For all tie suppliers to realize their business potential in 2011, they'll need the most vital of all rail measures — traffic — to continue posting notable year-over-year gains. Through 2010's first 36 weeks, North American freight-rail carloads rose 9.9 percent and intermodal loads increased 15.1 percent compared with volumes from the same 2009 period, according to Association of American Railroads (AAR) data. In addition, railroads brought more than 10,000 rail cars out of storage in August, AAR data shows.
"We think [freight and passenger] traffic in this country is on an upswing," says Mark Hammons, national sales manager for L.B. Foster Co., the parent company of concrete-tie supplier CXT Inc. "There is still a push going on to take trucks off the road. Things are looking much better than last year."
CXT expects 2010 tie production to increase as much as 30 percent year over year as delayed rail projects continue to advance because of increasing traffic demand, says Hammons.

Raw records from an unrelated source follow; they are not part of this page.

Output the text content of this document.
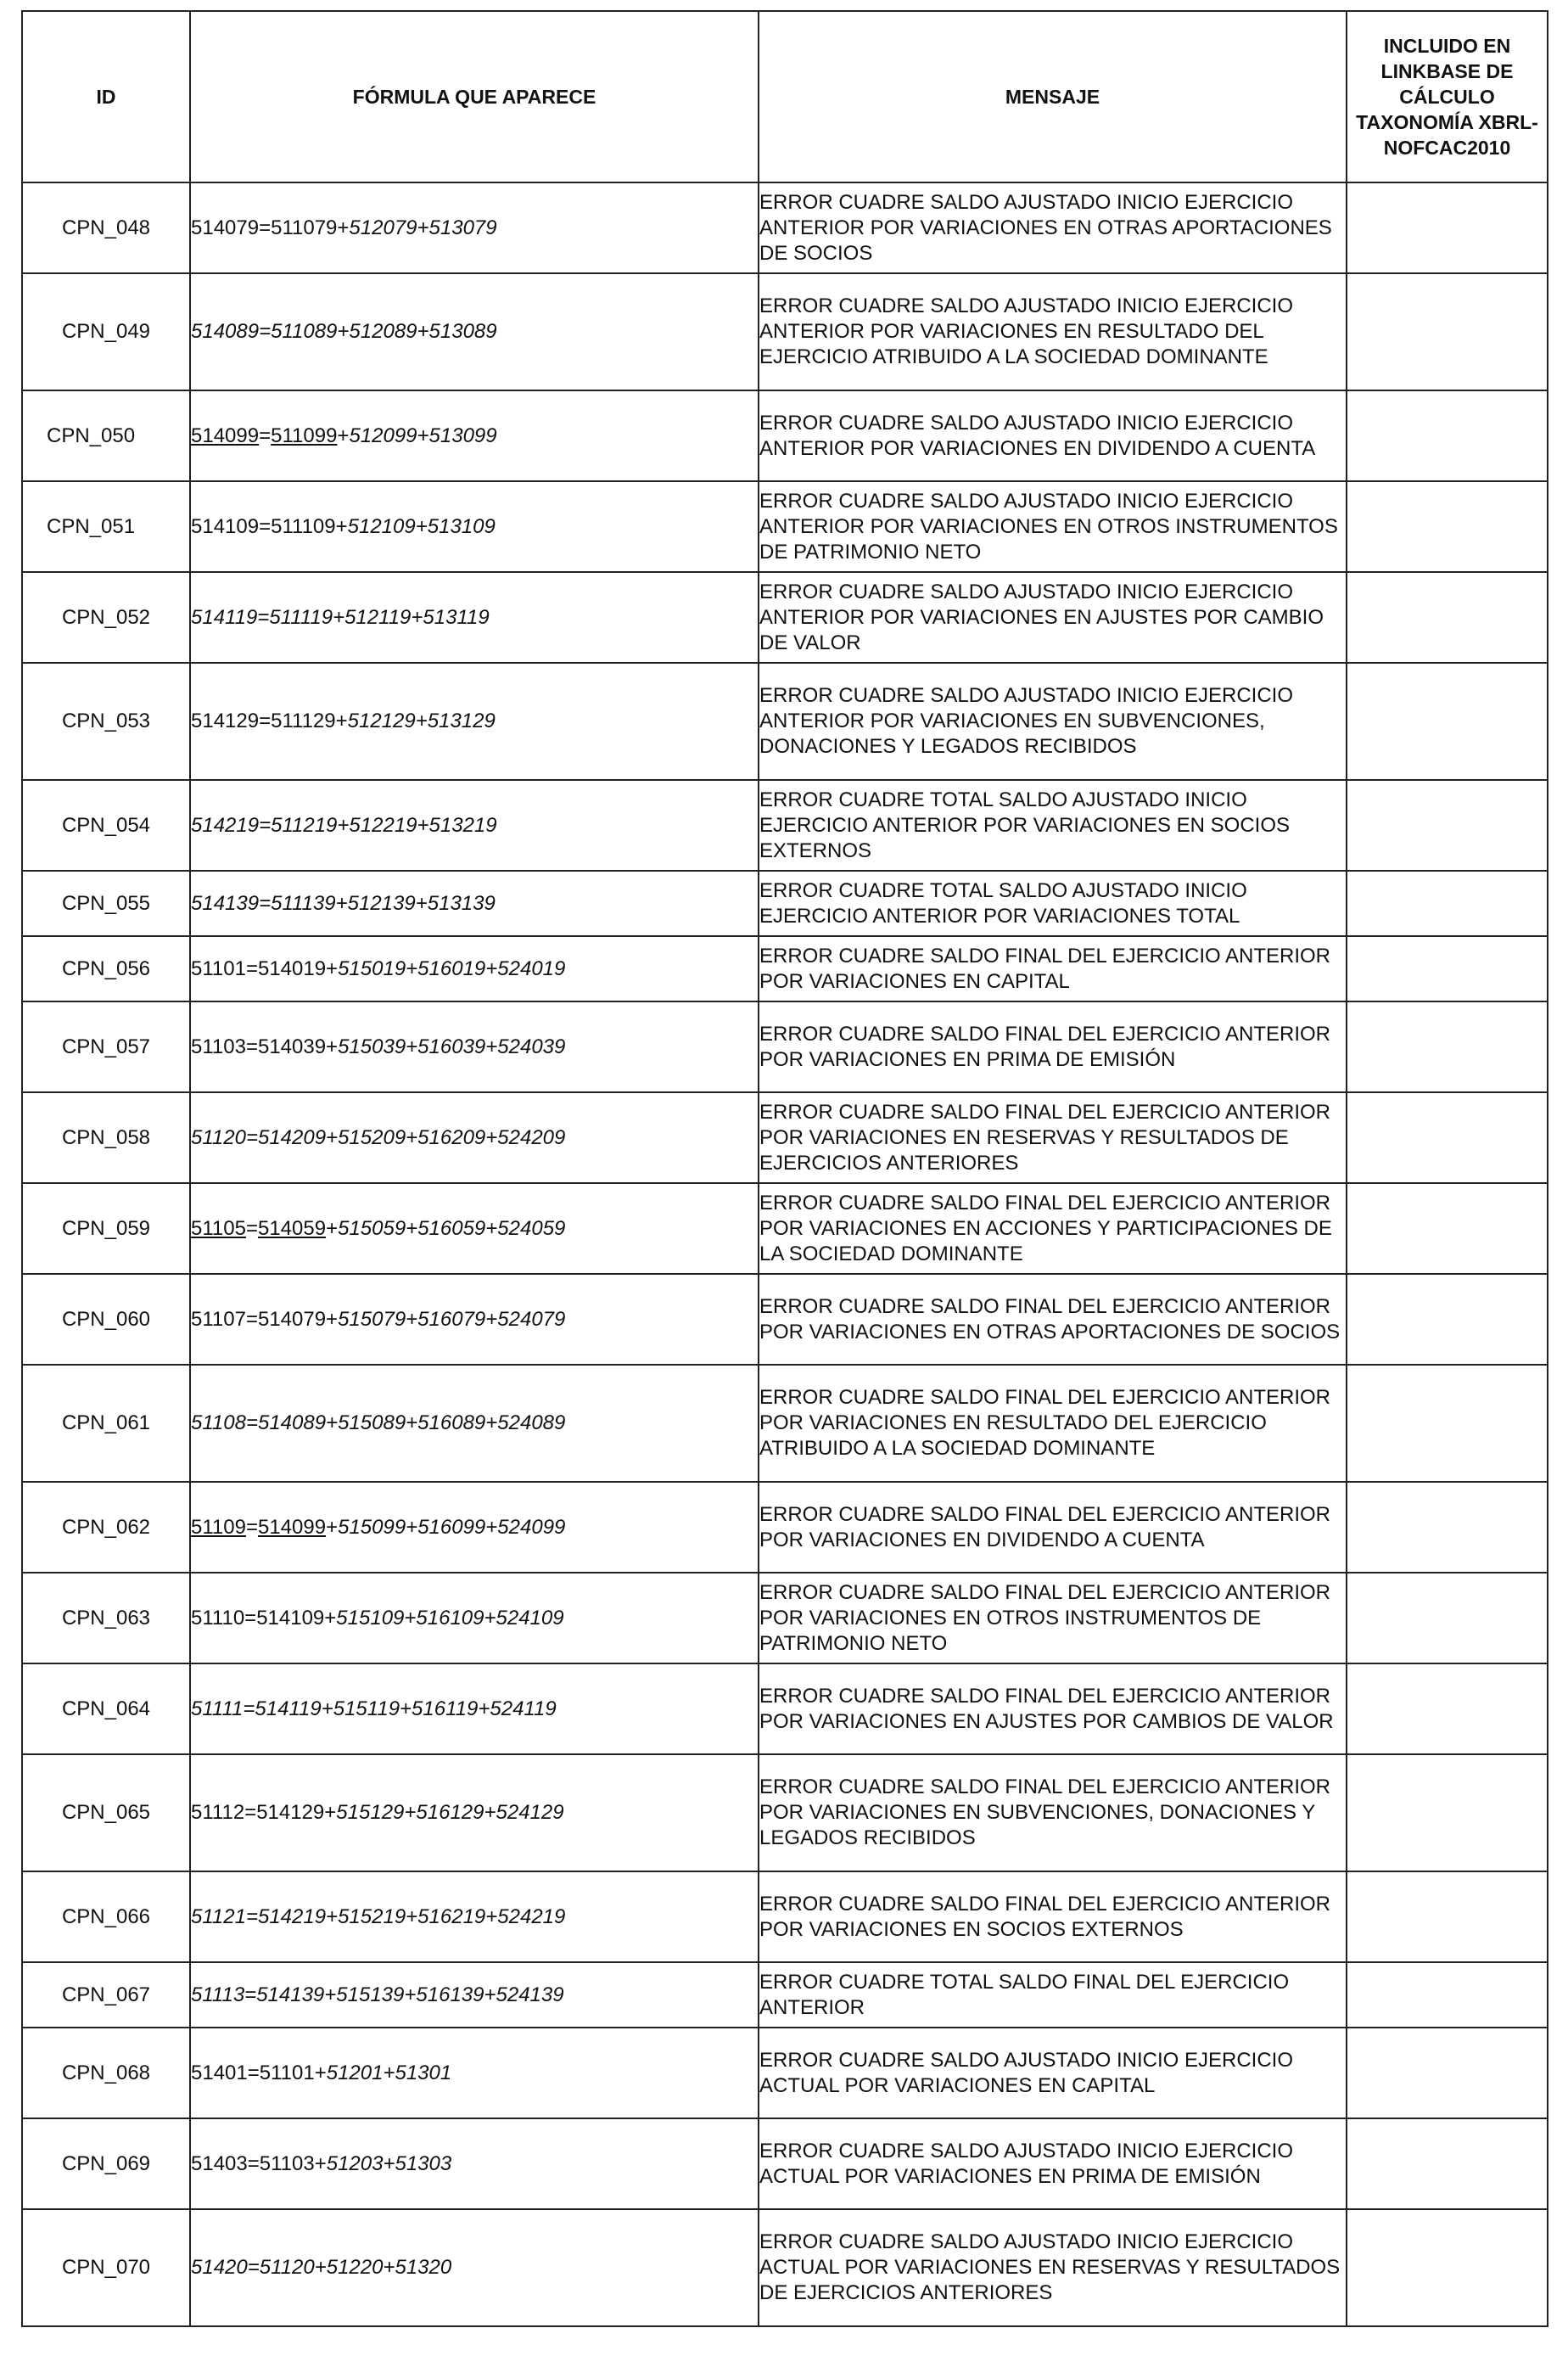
ID	FÓRMULA QUE APARECE	MENSAJE	INCLUIDO EN LINKBASE DE CÁLCULO TAXONOMÍA XBRL-NOFCAC2010
CPN_048	514079=511079+512079+513079	ERROR CUADRE SALDO AJUSTADO INICIO EJERCICIO ANTERIOR POR VARIACIONES EN OTRAS APORTACIONES DE SOCIOS	
CPN_049	514089=511089+512089+513089	ERROR CUADRE SALDO AJUSTADO INICIO EJERCICIO ANTERIOR POR VARIACIONES EN RESULTADO DEL EJERCICIO ATRIBUIDO A LA SOCIEDAD DOMINANTE	
CPN_050	514099=511099+512099+513099	ERROR CUADRE SALDO AJUSTADO INICIO EJERCICIO ANTERIOR POR VARIACIONES EN DIVIDENDO A CUENTA	
CPN_051	514109=511109+512109+513109	ERROR CUADRE SALDO AJUSTADO INICIO EJERCICIO ANTERIOR POR VARIACIONES EN OTROS INSTRUMENTOS DE PATRIMONIO NETO	
CPN_052	514119=511119+512119+513119	ERROR CUADRE SALDO AJUSTADO INICIO EJERCICIO ANTERIOR POR VARIACIONES EN AJUSTES POR CAMBIO DE VALOR	
CPN_053	514129=511129+512129+513129	ERROR CUADRE SALDO AJUSTADO INICIO EJERCICIO ANTERIOR POR VARIACIONES EN SUBVENCIONES, DONACIONES Y LEGADOS RECIBIDOS	
CPN_054	514219=511219+512219+513219	ERROR CUADRE TOTAL SALDO AJUSTADO INICIO EJERCICIO ANTERIOR POR VARIACIONES EN SOCIOS EXTERNOS	
CPN_055	514139=511139+512139+513139	ERROR CUADRE TOTAL SALDO AJUSTADO INICIO EJERCICIO ANTERIOR POR VARIACIONES TOTAL	
CPN_056	51101=514019+515019+516019+524019	ERROR CUADRE SALDO FINAL DEL EJERCICIO ANTERIOR POR VARIACIONES EN CAPITAL	
CPN_057	51103=514039+515039+516039+524039	ERROR CUADRE SALDO FINAL DEL EJERCICIO ANTERIOR POR VARIACIONES EN PRIMA DE EMISIÓN	
CPN_058	51120=514209+515209+516209+524209	ERROR CUADRE SALDO FINAL DEL EJERCICIO ANTERIOR POR VARIACIONES EN RESERVAS Y RESULTADOS DE EJERCICIOS ANTERIORES	
CPN_059	51105=514059+515059+516059+524059	ERROR CUADRE SALDO FINAL DEL EJERCICIO ANTERIOR POR VARIACIONES EN ACCIONES Y PARTICIPACIONES DE LA SOCIEDAD DOMINANTE	
CPN_060	51107=514079+515079+516079+524079	ERROR CUADRE SALDO FINAL DEL EJERCICIO ANTERIOR POR VARIACIONES EN OTRAS APORTACIONES DE SOCIOS	
CPN_061	51108=514089+515089+516089+524089	ERROR CUADRE SALDO FINAL DEL EJERCICIO ANTERIOR POR VARIACIONES EN RESULTADO DEL EJERCICIO ATRIBUIDO A LA SOCIEDAD DOMINANTE	
CPN_062	51109=514099+515099+516099+524099	ERROR CUADRE SALDO FINAL DEL EJERCICIO ANTERIOR POR VARIACIONES EN DIVIDENDO A CUENTA	
CPN_063	51110=514109+515109+516109+524109	ERROR CUADRE SALDO FINAL DEL EJERCICIO ANTERIOR POR VARIACIONES EN OTROS INSTRUMENTOS DE PATRIMONIO NETO	
CPN_064	51111=514119+515119+516119+524119	ERROR CUADRE SALDO FINAL DEL EJERCICIO ANTERIOR POR VARIACIONES EN AJUSTES POR CAMBIOS DE VALOR	
CPN_065	51112=514129+515129+516129+524129	ERROR CUADRE SALDO FINAL DEL EJERCICIO ANTERIOR POR VARIACIONES EN SUBVENCIONES, DONACIONES Y LEGADOS RECIBIDOS	
CPN_066	51121=514219+515219+516219+524219	ERROR CUADRE SALDO FINAL DEL EJERCICIO ANTERIOR POR VARIACIONES EN SOCIOS EXTERNOS	
CPN_067	51113=514139+515139+516139+524139	ERROR CUADRE TOTAL SALDO FINAL DEL EJERCICIO ANTERIOR	
CPN_068	51401=51101+51201+51301	ERROR CUADRE SALDO AJUSTADO INICIO EJERCICIO ACTUAL POR VARIACIONES EN CAPITAL	
CPN_069	51403=51103+51203+51303	ERROR CUADRE SALDO AJUSTADO INICIO EJERCICIO ACTUAL POR VARIACIONES EN PRIMA DE EMISIÓN	
CPN_070	51420=51120+51220+51320	ERROR CUADRE SALDO AJUSTADO INICIO EJERCICIO ACTUAL POR VARIACIONES EN RESERVAS Y RESULTADOS DE EJERCICIOS ANTERIORES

The supplier already has obtained concrete-tie orders for a light-rail project in Calgary, Alberta, a high-speed rail corridor in Illinois, and port expansion projects in Long Beach, Calif., Portland, Ore., and Vancouver, British Columbia. The company also has landed orders from Caltrain, CN and Union Pacific Railroad.

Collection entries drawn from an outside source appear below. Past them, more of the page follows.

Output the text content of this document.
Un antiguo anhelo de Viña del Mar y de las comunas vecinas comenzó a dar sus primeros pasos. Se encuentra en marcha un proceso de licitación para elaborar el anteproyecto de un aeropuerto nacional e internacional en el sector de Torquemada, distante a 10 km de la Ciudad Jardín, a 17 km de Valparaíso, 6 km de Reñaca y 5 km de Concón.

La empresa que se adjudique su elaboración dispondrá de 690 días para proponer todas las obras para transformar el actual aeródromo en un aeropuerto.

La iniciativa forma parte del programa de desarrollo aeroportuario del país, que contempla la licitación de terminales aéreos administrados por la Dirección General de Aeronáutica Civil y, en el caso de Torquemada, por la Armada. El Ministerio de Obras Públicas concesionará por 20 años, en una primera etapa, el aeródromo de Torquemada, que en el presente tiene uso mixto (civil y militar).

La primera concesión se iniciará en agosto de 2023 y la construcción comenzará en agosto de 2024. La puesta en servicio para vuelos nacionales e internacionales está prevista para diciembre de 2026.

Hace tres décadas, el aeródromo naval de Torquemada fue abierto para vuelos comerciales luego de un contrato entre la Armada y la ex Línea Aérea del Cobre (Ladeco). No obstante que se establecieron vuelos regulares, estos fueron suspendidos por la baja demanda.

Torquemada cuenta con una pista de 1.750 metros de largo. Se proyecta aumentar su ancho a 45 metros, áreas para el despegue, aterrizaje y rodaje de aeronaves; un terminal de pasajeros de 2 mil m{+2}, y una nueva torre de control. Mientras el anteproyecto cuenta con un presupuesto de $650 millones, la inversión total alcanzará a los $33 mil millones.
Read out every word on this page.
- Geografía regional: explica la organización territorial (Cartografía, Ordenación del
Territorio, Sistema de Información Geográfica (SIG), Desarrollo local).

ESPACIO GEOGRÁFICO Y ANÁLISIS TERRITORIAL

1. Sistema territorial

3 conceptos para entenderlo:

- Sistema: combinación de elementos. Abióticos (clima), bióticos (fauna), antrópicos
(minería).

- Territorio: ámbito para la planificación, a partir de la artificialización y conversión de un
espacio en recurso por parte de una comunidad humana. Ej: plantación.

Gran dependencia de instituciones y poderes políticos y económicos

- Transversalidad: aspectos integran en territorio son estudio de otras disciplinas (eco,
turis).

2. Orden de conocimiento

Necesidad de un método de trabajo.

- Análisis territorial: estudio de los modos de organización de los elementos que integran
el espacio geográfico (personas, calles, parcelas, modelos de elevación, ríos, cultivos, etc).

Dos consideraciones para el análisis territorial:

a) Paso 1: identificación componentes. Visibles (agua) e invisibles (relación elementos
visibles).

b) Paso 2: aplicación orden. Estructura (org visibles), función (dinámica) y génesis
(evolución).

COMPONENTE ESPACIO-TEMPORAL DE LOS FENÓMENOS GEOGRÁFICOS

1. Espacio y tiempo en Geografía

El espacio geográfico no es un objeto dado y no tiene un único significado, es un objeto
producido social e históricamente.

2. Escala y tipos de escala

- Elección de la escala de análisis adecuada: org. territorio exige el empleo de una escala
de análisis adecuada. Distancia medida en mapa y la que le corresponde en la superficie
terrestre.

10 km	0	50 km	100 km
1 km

Rocla Concrete Tie Inc. expects to benefit from an increasing number of rail projects that have started in 2010 rather than 2011, says Sales Manager Brett Urquhart. Federal funds have helped spur track upgrade projects involving concrete ties in the Northeast, boosting production at Rocla's Bear, Del., plant, he says. In addition, high-speed rail funding will help advance projects into next year, although some high-speed rail work still is in its infancy, Urquhart says.
Class I intermodal projects have been — and will continue to be — a business driver for North American Railway Steel Tie Corp. (NARSTCO), says VP of Marketing and Sales John Fox. The steel-tie supplier boosted 2010 production because of major projects at intermodal yards in Joliet, Ill. (UP), and North Baltimore, Ohio (CSXT).
And next year looks promising because of similar intermodal expansions planned by Norfolk Southern Railway and other Class Is, Fox says. NARSTCO is projecting a 20 percent increase in business for all of 2010 and another 20 percent gain in 2011.
A composite-tie supplier has similarly high expectations for the rest of this year and beyond. Axion International Inc. plans to make an impact in the tie market by producing and marketing recycled structure composite (RSC) ties produced from recycled plastic.
The company, which launched its railroad business in 2009, late last month announced it won a $250,000 order to provide RSCs to an undisclosed Class I.
"The new order, and more importantly, the letter of intent Axion received, signals that the new generation of composite ties has overcome the obstacles earlier generations created," says Axion Marketing Director Jason Baum, referring to railroads' previous quality concerns about ties produced from plastic or recycled materials.
"Overcoming obstacles" will be tie suppliers' mantra for the foreseeable future. Although the tie forecast appears mostly sunny heading toward 2011, uncertainties surrounding federal funding and legislation, PTC spending and raw material supplies likely will continue to cloud the market.
Ultimately, the market’s direction will hinge on railroads’ trust in the economy and their willingness to allocate more dollars for maintenance-of-way work — and, by extension, tie purchases — in the short term.
Robert J. Derocher is a Loudonville, N.Y.-based free-lance writer.